Listening intently, Schroeder was flooded with disbelief as he struggled to comprehend what he was hearing. Using the lip of a trash can as a writing surface, he scribbled notes on the back of his boarding pass, making the doctor spell out each unfamiliar word. Then he sent a terse text to his wife, who was at their home in the Philadelphia suburbs, and got on the plane.
Onboard, Schroeder, then 55, fired up the balky in-flight Internet, desperate for information.
What he read over the next five hours left him alternately terrified, stunned and then, as denial took over, skeptical. “I kept thinking this must be some kind of really stupid mistake,” he recalled. “The diagnosis had to be wrong.”
Schroeder would discover that the pesky rash he and his doctors had dismissed as inconsequential would take over — and threaten — his life.
The experience would provide a crash course in the importance of finding experts who could provide appropriate treatment, in the necessity of learning as much as possible about a disease, and in the loneliness of coping with a diagnosis so rare it lacks a support group.
A case of jock itch
In the fall of 2013, Schroeder noticed a small, purplish pimple on his groin. “I was pretty sure it was an ingrown hair, so I ignored it for six months,” figuring it would go away on its own, he recalled. The pimple disappeared, replaced by a dime-size red, scaly rash on his scrotum. Schroeder said he assumed it was jock itch — vernacular for a common fungal infection of the groin — and did nothing for several more months.

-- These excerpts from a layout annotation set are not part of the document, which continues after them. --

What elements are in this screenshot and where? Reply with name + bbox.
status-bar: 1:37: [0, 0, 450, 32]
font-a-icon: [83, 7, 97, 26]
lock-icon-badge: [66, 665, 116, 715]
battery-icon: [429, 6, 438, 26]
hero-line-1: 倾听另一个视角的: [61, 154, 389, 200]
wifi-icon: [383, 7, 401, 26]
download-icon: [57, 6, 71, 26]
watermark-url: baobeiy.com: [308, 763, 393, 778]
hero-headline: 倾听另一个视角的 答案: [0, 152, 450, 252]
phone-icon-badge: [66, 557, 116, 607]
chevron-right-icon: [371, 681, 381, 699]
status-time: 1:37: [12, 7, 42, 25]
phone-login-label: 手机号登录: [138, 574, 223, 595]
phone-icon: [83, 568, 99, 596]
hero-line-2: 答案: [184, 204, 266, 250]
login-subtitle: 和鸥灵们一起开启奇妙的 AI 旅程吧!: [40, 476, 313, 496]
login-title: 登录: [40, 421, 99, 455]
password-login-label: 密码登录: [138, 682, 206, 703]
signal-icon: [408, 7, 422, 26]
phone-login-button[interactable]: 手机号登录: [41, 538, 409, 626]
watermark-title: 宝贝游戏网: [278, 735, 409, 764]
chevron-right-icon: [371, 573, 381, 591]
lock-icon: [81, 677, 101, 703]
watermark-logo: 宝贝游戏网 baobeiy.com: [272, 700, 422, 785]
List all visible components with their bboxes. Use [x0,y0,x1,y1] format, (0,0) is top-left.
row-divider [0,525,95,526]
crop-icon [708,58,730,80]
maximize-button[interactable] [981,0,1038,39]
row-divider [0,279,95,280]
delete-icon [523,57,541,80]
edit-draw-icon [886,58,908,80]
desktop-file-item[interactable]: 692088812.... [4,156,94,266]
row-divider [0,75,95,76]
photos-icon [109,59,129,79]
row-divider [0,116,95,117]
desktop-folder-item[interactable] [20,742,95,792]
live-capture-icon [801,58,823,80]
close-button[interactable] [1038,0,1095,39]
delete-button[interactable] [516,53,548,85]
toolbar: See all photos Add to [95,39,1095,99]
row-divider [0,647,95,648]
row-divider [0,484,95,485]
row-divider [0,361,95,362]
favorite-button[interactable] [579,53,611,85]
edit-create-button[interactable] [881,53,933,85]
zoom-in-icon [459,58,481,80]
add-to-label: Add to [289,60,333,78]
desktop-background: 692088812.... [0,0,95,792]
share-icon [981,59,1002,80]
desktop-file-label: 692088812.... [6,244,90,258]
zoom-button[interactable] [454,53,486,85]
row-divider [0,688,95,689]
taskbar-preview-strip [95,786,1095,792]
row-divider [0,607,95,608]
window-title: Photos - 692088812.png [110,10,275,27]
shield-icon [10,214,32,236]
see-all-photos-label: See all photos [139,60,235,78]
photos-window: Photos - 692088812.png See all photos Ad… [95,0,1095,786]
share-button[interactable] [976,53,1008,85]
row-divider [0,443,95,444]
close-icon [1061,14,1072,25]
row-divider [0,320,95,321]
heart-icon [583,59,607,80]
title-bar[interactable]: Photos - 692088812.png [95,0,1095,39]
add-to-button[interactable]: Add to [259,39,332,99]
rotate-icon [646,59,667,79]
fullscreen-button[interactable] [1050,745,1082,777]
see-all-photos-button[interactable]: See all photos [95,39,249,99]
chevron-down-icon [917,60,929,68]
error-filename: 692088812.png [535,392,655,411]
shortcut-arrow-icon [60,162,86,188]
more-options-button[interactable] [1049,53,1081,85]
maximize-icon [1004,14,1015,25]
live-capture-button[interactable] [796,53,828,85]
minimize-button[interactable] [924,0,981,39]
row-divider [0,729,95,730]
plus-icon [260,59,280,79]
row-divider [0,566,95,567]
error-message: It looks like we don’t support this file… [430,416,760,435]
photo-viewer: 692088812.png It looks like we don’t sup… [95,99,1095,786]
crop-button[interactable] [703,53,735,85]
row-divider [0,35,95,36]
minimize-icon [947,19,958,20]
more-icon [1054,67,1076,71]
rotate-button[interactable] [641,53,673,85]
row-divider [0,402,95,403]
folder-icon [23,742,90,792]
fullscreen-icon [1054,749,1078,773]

“I’m a guy,” he said. “It didn’t faze me much.” The director of membership development for a purchasing cooperative, Schroeder had been successfully treated for melanoma, the deadliest form of skin cancer, in 1989. He had not had a recurrence and was always vigilant about annual checkups.
In the spring of 2014, as his primary-care doctor was on her way out the door after a routine appointment, Schroeder said he remembered the red patch “almost as an afterthought” and mentioned it.
She examined the spot, agreed it looked like jock itch and suggested he try the standard treatment: an over-the-counter antifungal cream. Several weeks later, when the problem remained, Schroeder returned. His physician and one of her partners took a look and prescribed a stronger antifungal medicine.
“They both agreed it was nothing to worry about,” Schroeder recalled. “It wasn’t painful, just annoying” and itchy.
The second medicine was no more effective than the first. Schroeder then consulted his dermatologist. He, too, initially agreed it was a stubborn fungal infection, which thrives in moist, dark areas of the body. Later, the dermatologist changed his mind and suspected eczema, a skin inflammation that causes redness and itching. Another possibility, he told Schroeder, was that he had developed contact dermatitis, a common allergic reaction to the shampoo, soap or fabric softener he used.
Schroeder thought that was odd, but he changed his shampoo and soap brands and stopped using fabric softener. “I think he was winging it as he went,” Schroeder said of his dermatologist. The rash didn’t improve.
Fifteen months after the first symptom and a few days before his Las Vegas weekend, Schroeder returned to the dermatologist and asked him to perform a biopsy to determine the cause of the red patch.
“Steve, this is kind of weird,” he remembers the dermatologist saying when he answered his phone at the airport.